Based loosely on my favourite Disney movie, Mulan, Renee Ahdieh’s Flame in the Mist does offer the readers a chance to explore feudal Japan through the eyes of a fearless heroine who has an admirable drive to discover the truth behind her attack and question everything that she has known her whole life.
There’s the drama, the political intrigue, some sexiness involved in a hot spring, betrayal and oopsh! I think I should stop here and let you read it for yourself!
“You are first and foremost a person. A reckless, foolish person, but a person nonetheless. If I ever say you are not permitted to do something, rest assured that the last reason I would ever say so would be because you are a girl.”
I liked Mariko as a character because she reminded me so much of Mulan, with her sharp wit and intellect and how she managed to play things to her strength and ensnare information from everyone around her with her clever plotting.

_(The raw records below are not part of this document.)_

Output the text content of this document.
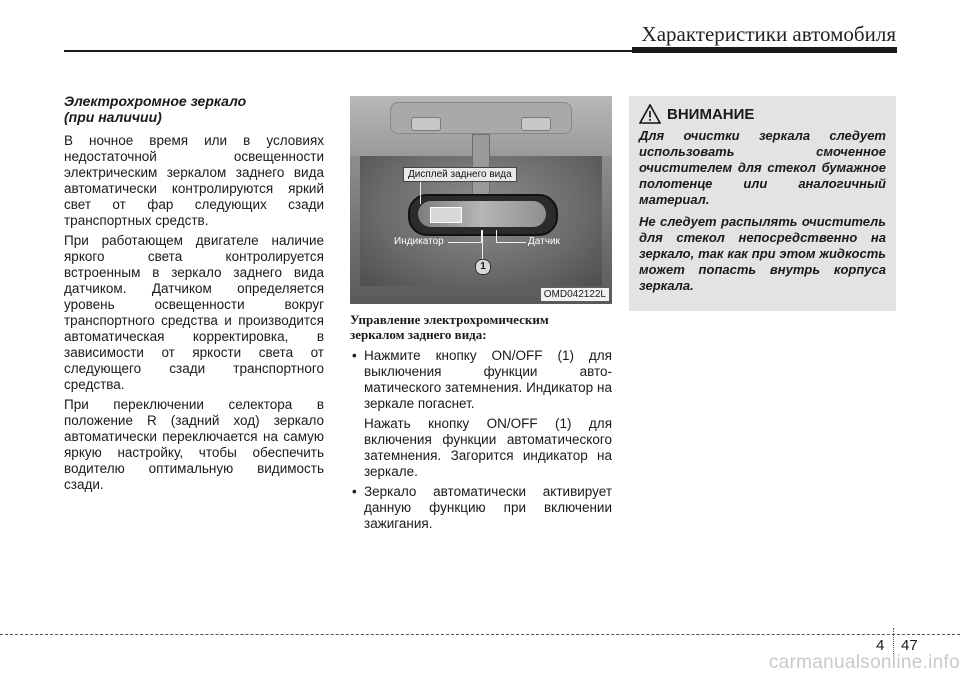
Характеристики автомобиля
Электрохромное зеркало
(при наличии)

В ночное время или в условиях недостаточной освещенности электрическим зеркалом заднего вида автоматически контролируются яркий свет от фар следующих сзади транспортных средств.

При работающем двигателе наличие яркого света контролируется встроенным в зеркало заднего вида датчиком. Датчиком определяется уровень освещенности вокруг транспортного средства и производится автоматическая корректировка, в зависимости от яркости света от следующего сзади транспортного средства.

При переключении селектора в положение R (задний ход) зеркало автоматически переключается на самую яркую настройку, чтобы обеспечить водителю оптимальную видимость сзади.

Дисплей заднего вида
Индикатор	Датчик
1
OMD042122L
Управление электрохромическим
зеркалом заднего вида:
• Нажмите кнопку ON/OFF (1) для выключения функции авто-матического затемнения. Индикатор на зеркале погаснет.

Нажать кнопку ON/OFF (1) для включения функции автоматического затемнения. Загорится индикатор на зеркале.

• Зеркало автоматически активирует данную функцию при включении зажигания.

ВНИМАНИЕ

Для очистки зеркала следует использовать смоченное очистителем для стекол бумажное полотенце или аналогичный материал.

Не следует распылять очиститель для стекол непосредственно на зеркало, так как при этом жидкость может попасть внутрь корпуса зеркала.

4 47
carmanualsonline.info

“There is such strength in being a woman. But it is a strength you must choose for yourself. No one can choose it for you. We can bend the wind to our ear if we would only try.”
I liked the message that Flame in the Mist conveyed too, it had tinges of feminism and as a male reader, I felt like I could connect with her, especially when it came to privileges and the inequality between men and women. This excerpt from the book really moved me.
“I’ve never been angry to have been born a woman. There have been times I’ve been angry at how the world treats us, but I see being a woman as a challenge I must fight. Like being born under a stormy sky. Some people are lucky enough to be born on a bright summer’s day. Maybe we were born under clouds. No wind. No rain. Just a mountain of clouds we must climb each morning so that we may see the sun.”
I had a thrill reading about the members of the Black Clan, though admittedly, I struggled with keeping up with their names because they had their very own nicknames but I ended up crushing on them so much, especially Ōkami, who’s the second-in-command. I have a confession: I never liked guys with topknots or manbuns but after reading Flame in the Mist, girl. I am so into this.
Flame in the Mist introduces a cast of unforgettable characters that have their own personal motives and I thought that really complemented the story of Mariko’s journey of uncovering the sinister truth.
“Sometimes we must fall forward to keep moving. Remain motionless—remain unyielding—and you are as good as dead.
Death follows indecision, like a twisted shadow. Fall forward. Keep moving. Even if you must pick yourself up first.”
The thing about Renee Ahdieh is that, she’s such an incredibly masterful writer and she has a flair for writing beautiful prose—which was why I fell in love with her Wrath and the Dawn duology. Every word written by her needs to be savoured and in Flame in the Mist, it brought out another side of her ability to weave stories.
Flame in the Mist is an empowering story about a young lady who defies all odds to bend things to go her way and I was rooting for Mariko throughout the entire book. I was thoroughly impressed by how Renee Ahdieh managed to capture the essence of Japanese culture and Flame in the Mist transported me back in time. A time where the emperor had shoguns and daimyos. A time where political unrest was present but no one dared to challenge the feudal system, lest suffering the wrath of the emperor.
Dark, delicious, haunting and so satisfying, Flame in the Mist captured my attention from the very first line and I couldn’t stop reading it once I started on it. And that ending! Gah, you’ll be crying for Book 2 after an ending like that.